Just to be clear, I couldn't give a monkeys what you or anyone else call your/their beer. But it can't be Pale and Black at the same time, it's a law or an old charter or something. It's like saying a politician is honest, the earth is flat or that Ian Thorpe is straight; you can say it, but it isn't true.

And we are way off topic

If the OP ever reads this thread again, IMO cold steeping roasted grains will add colour without too much roast flavour, but it will add some. And that's a good thing as others have pointed out


----------



## Crouch (26/7/14)

Donske said:


> I think I'll keep calling the monster I have on tap right now an Imperial Black Rye*P*A, and each glass will taste a little better knowing that somewhere someone is getting upset by something so inconsequential.

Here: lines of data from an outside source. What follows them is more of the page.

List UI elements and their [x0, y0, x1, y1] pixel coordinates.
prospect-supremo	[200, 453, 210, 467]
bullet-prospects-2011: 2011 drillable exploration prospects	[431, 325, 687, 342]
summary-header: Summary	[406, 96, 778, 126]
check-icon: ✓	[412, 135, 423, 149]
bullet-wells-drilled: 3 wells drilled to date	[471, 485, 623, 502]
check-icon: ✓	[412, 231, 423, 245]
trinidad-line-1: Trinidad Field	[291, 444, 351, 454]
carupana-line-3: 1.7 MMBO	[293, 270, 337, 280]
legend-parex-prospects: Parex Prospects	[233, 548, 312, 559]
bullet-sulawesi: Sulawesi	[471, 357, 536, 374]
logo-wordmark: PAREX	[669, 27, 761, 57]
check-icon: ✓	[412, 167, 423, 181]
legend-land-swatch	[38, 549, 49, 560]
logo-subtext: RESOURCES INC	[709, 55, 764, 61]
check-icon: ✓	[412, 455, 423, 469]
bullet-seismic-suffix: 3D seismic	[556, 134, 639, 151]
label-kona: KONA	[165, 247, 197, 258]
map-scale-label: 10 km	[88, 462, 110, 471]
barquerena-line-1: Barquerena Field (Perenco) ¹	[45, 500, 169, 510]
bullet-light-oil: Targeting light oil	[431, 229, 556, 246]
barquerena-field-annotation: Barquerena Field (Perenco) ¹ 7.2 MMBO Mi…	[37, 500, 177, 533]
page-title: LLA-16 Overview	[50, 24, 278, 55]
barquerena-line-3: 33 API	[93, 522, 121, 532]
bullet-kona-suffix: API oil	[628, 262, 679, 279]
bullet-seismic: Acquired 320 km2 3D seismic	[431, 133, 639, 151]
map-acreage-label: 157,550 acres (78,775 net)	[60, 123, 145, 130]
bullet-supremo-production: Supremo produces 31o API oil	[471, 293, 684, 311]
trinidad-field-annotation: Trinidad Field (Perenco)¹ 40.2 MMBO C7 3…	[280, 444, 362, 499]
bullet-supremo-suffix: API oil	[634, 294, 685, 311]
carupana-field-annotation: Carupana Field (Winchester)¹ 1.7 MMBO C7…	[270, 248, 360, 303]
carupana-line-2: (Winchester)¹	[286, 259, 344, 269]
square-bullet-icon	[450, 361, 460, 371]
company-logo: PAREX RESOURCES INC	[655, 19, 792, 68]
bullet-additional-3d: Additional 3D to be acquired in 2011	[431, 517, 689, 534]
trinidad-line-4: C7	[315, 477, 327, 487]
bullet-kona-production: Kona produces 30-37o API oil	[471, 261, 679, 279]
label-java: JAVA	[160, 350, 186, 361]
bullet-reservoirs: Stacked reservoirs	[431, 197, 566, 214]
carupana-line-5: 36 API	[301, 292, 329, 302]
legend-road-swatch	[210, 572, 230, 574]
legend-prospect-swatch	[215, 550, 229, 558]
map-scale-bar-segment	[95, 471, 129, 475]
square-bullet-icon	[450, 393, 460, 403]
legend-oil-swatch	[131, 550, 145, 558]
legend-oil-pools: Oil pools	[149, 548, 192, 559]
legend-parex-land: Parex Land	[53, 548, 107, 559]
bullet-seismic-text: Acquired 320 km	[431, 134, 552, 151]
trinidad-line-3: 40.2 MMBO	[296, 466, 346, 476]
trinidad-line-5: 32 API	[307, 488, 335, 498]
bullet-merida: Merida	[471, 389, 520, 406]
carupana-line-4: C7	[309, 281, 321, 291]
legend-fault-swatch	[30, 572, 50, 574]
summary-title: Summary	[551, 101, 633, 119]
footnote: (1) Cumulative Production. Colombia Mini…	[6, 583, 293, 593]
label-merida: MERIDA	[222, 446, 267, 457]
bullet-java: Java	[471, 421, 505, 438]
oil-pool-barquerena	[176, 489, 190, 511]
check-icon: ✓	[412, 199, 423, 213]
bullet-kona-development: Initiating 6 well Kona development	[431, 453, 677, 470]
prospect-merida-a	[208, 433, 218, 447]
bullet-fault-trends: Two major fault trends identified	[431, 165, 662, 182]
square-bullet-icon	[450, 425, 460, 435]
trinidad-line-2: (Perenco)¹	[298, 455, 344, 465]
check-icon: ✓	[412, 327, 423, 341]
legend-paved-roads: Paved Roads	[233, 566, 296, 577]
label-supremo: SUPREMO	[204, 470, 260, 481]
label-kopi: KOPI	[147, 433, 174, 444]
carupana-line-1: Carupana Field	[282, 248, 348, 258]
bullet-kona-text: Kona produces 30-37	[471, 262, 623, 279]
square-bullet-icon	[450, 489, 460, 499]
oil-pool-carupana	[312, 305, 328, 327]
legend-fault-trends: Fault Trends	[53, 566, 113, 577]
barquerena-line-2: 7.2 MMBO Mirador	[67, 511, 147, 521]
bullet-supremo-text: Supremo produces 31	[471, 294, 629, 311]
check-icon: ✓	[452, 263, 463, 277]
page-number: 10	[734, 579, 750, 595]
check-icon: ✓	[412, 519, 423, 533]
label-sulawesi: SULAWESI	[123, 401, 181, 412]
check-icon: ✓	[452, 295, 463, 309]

 +1 ... had a good laugh at this one. I'll pour one for you good chap.

Cheers


----------



## Ducatiboy stu (26/7/14)

Donske said:


> I think I'll keep calling the monster I have on tap right now an Imperial Black Rye*P*A, and each glass will taste a little better knowing that somewhere someone is getting upset by something so inconsequential.


You could call it " Black the Rypa"


----------



## mje1980 (26/7/14)

I'm going to start calling my saisons "pale stout"


----------



## manticle (26/7/14)

I'm going to bed.


----------



## Mardoo (26/7/14)

How about white stout?

http://www.homebrewtalk.com/f11/white-stout-444036/


----------



## surly (26/7/14)

Mardoo said:


> How about white stout?
> 
> http://www.homebrewtalk.com/f11/white-stout-444036/


I had one last Good Beer Week.
One of the breweries made a cloudy, white beer. It was full bodied, roasty, creamy etc. They called it a white stout or white porter or something.


----------



## Phoney (26/7/14)

Young Henrys and Doctors orders put out a collaboration "white stout". It was neither white nor tasted like a stout. Sorry boys, a decent beer but calling it a stout was a gimmick.


----------



## peas_and_corn (26/7/14)

People making pale stout are just being silly. In the 19th century stout must meant strong- so you had Brown stout, pale stout and so on. Over time it came to be associated with dark beers only and thus is used to describe the styles we stick to word stout in front of today. 

Shit like this is why craft Brewers look like hipster wankers at times. Using an anachronistic definition of a word purely for marketing/wank factor is just so annoying


----------



## Ducatiboy stu (26/7/14)

Mardoo said:


> How about white stout?
> 
> http://www.homebrewtalk.com/f11/white-stout-444036/


I think your getting confused with milk stout....


----------